Wisdom returns

As the pendulum swings back toward real foods instead of lab-created pseudofoods, Ancient is the new New. You can’t walk down a natural foods store aisle today without noticing the proliferation of ancient grains like quinoa, millet, teff, and amaranth, all gluten free and nutritionally dense. Thanks to meat’s questionable production and carbon footprint, vegan, vegetarian, and raw offerings continue to gain popularity among health food purists and mainstream shoppers alike. And in the wake of new research suggesting they’re actually good for you, eggs (particularly pasture-raised), potatoes, and coconut are enjoying a renaissance; even “butter is back,” The New York Times happily declared last March. “People today want minimally processed, simple food made from whole-food ingredients,” says Mast. “Our food future looks a lot like our past.”

Stories matter

Today’s shopper, perhaps more than ever, also cares about the story behind the food: who made it, where it came from, and how it improves the world.
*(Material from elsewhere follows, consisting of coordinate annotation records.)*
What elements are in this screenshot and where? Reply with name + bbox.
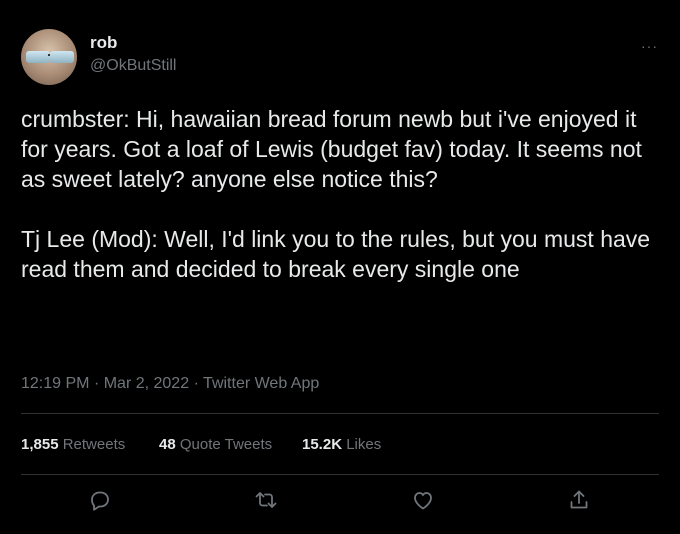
- tweet-paragraph: Tj Lee (Mod): Well, I'd link you to the …: [21, 226, 651, 282]
- divider: [21, 413, 659, 414]
- retweets-count: 1,855: [21, 436, 59, 453]
- meta-separator: ·: [93, 375, 100, 392]
- retweet-icon[interactable]: [254, 488, 278, 512]
- likes-stat[interactable]: 15.2K Likes: [302, 436, 381, 453]
- tweet-text: crumbster: Hi, hawaiian bread forum newb…: [21, 104, 666, 284]
- quote-tweets-stat[interactable]: 48 Quote Tweets: [159, 436, 272, 453]
- reply-icon[interactable]: [88, 488, 112, 512]
- tweet-source[interactable]: Twitter Web App: [203, 375, 319, 392]
- sunglasses-lens-left: [26, 51, 50, 63]
- more-options-icon[interactable]: ···: [641, 38, 658, 54]
- sunglasses-lens-right: [50, 51, 74, 63]
- quote-tweets-label: Quote Tweets: [179, 436, 273, 453]
- tweet-metadata: 12:19 PM · Mar 2, 2022 · Twitter Web App: [21, 375, 319, 393]
- likes-label: Likes: [346, 436, 382, 453]
- action-bar: [0, 488, 680, 514]
- author-display-name[interactable]: rob: [90, 33, 117, 53]
- likes-count: 15.2K: [302, 436, 343, 453]
- quote-tweets-count: 48: [159, 436, 176, 453]
- avatar[interactable]: [21, 29, 77, 85]
- tweet-date[interactable]: Mar 2, 2022: [104, 375, 189, 392]
- share-icon[interactable]: [567, 488, 591, 512]
- like-icon[interactable]: [411, 488, 435, 512]
- divider: [21, 474, 659, 475]
- retweets-stat[interactable]: 1,855 Retweets: [21, 436, 125, 453]
- tweet-time[interactable]: 12:19 PM: [21, 375, 89, 392]
- retweets-label: Retweets: [62, 436, 126, 453]
- author-handle[interactable]: @OkButStill: [90, 57, 176, 75]
- tweet-paragraph: crumbster: Hi, hawaiian bread forum newb…: [21, 106, 642, 192]
- meta-separator: ·: [193, 375, 199, 392]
Research by Kansas City advertising agency Barkley shows that more than half of Millennials (those born between 1977 and 2000) use cell phones to make shopping decisions, and 37 percent say they’ll pay more for a product if it supports a cause they believe in.
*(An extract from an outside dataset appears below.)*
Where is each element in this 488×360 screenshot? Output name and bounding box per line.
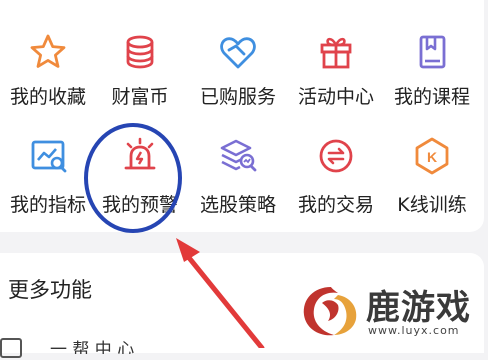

“Manufacturers are realizing transparency is key,” says Mast. Just scan your phone over the QR code on One Degree Organics bread, and your screen will light up with a video about the farmers who grew the grains. Punch an ID number from a Gaia Herbs’ bottle into the Meet Your Herbs app, and you’ll find out how its ingredients fared in purity tests.

“I see the next phase as a ‘true food’ movement,” says Tawse. “People today not only expect their food to be healthy and taste good, but they also want to know it’s clean and produced fairly.”